Question
Vatman Inc is an all-equity financed firm with a cost of equity of 20%. Its EBIT is currently $100,000 and the analysts of Vatman expect
Vatman Inc is an all-equity financed firm with a cost of equity of 20%. Its EBIT is currently $100,000 and the analysts of Vatman expect this amount to stay constant forever. The firm considers a change in its capital structure. It plans to borrow $50,000 at 10% and to use the proceeds to repurchase shares of stock. The effective tax rate is 30%. Assume that depreciation expense is zero and that the firm requires no new investments in NWC or capital expenditure. Also, assume that the firm pays out all its net income as dividends to its shareholders.

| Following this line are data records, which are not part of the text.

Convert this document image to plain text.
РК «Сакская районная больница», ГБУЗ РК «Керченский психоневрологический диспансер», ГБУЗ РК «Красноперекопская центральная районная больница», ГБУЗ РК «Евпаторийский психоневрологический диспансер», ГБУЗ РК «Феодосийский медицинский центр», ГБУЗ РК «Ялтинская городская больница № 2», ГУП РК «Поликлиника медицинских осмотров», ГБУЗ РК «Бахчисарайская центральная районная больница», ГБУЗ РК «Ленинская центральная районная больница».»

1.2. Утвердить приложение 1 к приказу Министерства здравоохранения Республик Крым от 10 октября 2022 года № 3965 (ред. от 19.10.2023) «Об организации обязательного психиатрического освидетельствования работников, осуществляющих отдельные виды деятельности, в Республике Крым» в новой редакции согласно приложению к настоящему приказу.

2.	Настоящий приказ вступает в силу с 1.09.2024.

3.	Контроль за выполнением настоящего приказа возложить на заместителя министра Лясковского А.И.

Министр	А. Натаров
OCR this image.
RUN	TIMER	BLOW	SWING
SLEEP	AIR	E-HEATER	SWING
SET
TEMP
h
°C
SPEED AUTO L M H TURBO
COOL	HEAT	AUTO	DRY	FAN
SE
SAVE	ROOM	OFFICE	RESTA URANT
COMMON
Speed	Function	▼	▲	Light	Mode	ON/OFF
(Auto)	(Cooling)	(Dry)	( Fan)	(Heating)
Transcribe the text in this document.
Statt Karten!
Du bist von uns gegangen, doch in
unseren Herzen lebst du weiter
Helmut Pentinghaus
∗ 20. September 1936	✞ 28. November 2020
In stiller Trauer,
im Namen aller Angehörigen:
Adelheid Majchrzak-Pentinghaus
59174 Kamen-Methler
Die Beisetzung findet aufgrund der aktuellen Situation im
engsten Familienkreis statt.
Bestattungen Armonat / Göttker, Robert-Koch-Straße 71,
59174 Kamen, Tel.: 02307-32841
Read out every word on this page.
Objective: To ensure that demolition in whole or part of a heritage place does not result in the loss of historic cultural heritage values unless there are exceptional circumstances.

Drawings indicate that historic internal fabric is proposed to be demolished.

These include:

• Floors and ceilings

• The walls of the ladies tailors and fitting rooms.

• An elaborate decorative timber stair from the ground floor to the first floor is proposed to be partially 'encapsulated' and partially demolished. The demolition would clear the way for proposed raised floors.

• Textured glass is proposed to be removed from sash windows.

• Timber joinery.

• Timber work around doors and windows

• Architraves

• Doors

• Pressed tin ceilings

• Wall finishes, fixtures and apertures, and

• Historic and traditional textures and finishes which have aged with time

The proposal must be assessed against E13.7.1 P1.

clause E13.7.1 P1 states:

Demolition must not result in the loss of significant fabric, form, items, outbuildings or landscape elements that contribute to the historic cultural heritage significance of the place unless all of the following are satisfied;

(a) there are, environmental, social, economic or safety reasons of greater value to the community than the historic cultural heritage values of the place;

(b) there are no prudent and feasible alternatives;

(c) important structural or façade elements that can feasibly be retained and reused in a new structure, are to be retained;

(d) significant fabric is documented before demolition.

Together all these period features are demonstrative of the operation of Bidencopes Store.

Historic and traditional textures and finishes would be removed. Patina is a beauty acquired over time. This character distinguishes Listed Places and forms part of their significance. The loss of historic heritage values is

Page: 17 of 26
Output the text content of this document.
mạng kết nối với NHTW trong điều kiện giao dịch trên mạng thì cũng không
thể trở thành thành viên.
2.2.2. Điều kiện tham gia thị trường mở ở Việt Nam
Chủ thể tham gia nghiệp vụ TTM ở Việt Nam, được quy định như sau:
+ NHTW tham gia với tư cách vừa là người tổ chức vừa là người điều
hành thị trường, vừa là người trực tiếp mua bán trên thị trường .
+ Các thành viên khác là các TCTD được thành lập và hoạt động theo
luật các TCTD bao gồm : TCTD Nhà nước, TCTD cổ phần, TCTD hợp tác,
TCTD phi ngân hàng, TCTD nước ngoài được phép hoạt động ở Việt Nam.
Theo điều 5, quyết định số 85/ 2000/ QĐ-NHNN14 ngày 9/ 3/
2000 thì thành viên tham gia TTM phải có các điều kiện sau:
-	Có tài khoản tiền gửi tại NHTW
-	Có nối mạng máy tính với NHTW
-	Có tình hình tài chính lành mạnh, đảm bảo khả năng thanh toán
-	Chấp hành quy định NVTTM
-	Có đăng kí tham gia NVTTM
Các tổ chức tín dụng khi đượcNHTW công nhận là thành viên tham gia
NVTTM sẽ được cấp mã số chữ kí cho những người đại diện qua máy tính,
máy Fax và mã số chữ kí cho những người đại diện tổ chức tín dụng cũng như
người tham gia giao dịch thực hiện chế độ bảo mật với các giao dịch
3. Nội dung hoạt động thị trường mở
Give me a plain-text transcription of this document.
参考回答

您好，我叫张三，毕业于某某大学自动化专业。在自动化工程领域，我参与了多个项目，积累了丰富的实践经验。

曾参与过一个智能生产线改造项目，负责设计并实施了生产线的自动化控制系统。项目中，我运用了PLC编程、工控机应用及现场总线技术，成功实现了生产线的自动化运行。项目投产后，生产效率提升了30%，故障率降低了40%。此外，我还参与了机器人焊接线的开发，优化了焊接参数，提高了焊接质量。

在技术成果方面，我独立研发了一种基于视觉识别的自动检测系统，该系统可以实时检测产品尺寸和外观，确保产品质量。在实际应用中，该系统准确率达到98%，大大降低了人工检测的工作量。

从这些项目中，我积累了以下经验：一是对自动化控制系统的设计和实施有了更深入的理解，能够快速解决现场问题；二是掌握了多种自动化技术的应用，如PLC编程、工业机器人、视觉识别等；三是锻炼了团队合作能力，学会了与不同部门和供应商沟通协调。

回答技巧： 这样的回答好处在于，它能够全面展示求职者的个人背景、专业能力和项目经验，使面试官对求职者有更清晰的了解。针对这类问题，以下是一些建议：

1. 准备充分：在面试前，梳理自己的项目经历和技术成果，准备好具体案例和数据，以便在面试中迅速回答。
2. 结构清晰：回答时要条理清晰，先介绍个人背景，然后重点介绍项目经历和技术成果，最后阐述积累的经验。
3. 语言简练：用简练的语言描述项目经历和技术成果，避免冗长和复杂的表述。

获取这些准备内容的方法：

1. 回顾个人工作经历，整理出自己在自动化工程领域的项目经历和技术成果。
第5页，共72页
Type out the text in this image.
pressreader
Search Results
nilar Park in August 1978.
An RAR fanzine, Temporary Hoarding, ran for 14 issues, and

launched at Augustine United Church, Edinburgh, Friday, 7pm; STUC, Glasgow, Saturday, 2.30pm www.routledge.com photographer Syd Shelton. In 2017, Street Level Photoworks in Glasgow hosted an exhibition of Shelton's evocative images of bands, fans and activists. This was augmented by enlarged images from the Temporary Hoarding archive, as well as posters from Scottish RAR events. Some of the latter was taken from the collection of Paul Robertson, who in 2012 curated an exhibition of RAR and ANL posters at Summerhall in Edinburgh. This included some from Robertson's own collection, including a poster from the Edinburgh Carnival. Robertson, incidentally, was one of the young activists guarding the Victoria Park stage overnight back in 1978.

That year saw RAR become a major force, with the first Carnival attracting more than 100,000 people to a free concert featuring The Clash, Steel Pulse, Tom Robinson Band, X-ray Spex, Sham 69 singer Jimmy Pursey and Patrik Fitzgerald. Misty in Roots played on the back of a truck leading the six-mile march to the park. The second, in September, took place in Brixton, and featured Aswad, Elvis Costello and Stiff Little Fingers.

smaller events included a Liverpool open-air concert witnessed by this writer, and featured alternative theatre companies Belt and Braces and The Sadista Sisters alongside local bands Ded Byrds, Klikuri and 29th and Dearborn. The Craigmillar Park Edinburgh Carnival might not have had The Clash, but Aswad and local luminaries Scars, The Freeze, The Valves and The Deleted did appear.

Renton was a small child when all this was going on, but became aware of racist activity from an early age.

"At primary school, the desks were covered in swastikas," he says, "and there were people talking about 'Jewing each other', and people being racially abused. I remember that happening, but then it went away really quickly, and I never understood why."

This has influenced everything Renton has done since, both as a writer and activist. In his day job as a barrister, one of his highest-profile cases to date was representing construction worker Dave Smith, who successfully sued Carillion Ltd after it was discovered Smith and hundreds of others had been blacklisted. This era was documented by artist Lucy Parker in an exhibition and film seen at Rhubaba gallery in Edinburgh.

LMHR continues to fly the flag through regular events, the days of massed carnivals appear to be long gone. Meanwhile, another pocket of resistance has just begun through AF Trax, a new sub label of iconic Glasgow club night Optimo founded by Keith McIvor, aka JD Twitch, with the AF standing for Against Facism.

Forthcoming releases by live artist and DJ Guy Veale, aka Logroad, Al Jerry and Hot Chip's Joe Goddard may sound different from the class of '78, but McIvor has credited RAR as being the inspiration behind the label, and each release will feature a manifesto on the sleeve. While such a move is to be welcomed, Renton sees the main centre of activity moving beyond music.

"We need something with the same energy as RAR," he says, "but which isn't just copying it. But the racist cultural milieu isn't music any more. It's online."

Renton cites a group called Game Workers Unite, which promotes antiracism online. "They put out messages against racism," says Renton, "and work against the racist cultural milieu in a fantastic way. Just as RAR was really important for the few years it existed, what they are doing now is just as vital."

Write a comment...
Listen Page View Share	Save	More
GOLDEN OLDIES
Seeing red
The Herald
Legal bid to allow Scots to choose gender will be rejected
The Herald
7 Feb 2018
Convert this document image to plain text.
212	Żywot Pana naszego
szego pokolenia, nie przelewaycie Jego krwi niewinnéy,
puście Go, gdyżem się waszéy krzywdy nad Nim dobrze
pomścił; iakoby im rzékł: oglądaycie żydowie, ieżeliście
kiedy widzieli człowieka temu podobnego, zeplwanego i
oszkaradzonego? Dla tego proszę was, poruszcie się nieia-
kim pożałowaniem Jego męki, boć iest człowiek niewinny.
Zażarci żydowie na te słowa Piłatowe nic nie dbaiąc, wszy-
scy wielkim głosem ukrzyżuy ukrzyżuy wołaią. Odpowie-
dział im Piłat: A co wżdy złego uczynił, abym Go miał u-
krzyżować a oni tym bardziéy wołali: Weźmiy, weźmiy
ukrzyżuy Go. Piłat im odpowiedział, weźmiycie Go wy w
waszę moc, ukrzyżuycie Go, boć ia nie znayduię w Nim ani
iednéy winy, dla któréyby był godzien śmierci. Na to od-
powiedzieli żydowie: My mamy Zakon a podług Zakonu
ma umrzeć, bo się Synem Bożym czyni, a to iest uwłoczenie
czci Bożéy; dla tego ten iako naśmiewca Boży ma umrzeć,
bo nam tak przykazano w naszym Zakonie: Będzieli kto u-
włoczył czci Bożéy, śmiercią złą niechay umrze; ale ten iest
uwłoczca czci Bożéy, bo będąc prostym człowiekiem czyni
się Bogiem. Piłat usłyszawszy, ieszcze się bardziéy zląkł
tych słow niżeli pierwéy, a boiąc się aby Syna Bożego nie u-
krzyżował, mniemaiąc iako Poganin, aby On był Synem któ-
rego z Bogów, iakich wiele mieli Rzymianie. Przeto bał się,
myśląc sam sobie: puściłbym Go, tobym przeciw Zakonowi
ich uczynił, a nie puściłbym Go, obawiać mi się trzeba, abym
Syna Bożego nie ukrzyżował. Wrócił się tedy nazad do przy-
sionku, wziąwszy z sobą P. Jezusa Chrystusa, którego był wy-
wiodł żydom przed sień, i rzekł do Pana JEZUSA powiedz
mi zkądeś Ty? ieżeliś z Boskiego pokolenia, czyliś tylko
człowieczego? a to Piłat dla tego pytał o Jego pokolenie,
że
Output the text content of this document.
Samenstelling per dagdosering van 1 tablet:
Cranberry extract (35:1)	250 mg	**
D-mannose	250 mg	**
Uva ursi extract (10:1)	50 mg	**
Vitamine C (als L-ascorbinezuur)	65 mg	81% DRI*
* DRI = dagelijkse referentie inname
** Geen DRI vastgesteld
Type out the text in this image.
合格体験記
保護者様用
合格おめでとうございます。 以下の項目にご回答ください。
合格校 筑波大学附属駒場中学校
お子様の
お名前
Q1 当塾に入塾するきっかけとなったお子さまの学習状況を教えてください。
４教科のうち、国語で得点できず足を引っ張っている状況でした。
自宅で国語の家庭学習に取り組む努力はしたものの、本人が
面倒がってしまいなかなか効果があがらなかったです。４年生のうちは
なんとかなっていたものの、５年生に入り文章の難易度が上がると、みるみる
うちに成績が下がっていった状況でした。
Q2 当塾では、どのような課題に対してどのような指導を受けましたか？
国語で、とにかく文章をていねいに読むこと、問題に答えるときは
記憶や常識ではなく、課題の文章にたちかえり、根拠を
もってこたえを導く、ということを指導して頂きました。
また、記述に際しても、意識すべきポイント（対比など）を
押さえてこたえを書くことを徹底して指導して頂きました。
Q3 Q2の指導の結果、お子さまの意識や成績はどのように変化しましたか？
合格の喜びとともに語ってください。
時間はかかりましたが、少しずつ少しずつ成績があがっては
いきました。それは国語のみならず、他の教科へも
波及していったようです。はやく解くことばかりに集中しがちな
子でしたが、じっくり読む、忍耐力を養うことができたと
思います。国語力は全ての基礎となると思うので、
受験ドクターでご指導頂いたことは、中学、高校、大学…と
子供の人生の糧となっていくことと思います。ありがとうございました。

Assume that Vatman Inc. exists in an MM world with taxes (i.e., you may ignore all other imperfections, apart from taxes, that we discussed in class).
A. Compute the firm value (V) and equity value (S) of Vatman Inc. after the repurchase.
V =
|
S =
|
B. Compute the new RS and WACC for Vatman Inc.
RS =
|
WACC =
|
C. Vatman Inc has 25,000 shares outstanding which are currently trading at $14.00 per share. Compute how many shares will be repurchased and the new stock price. Assume efficient capital markets.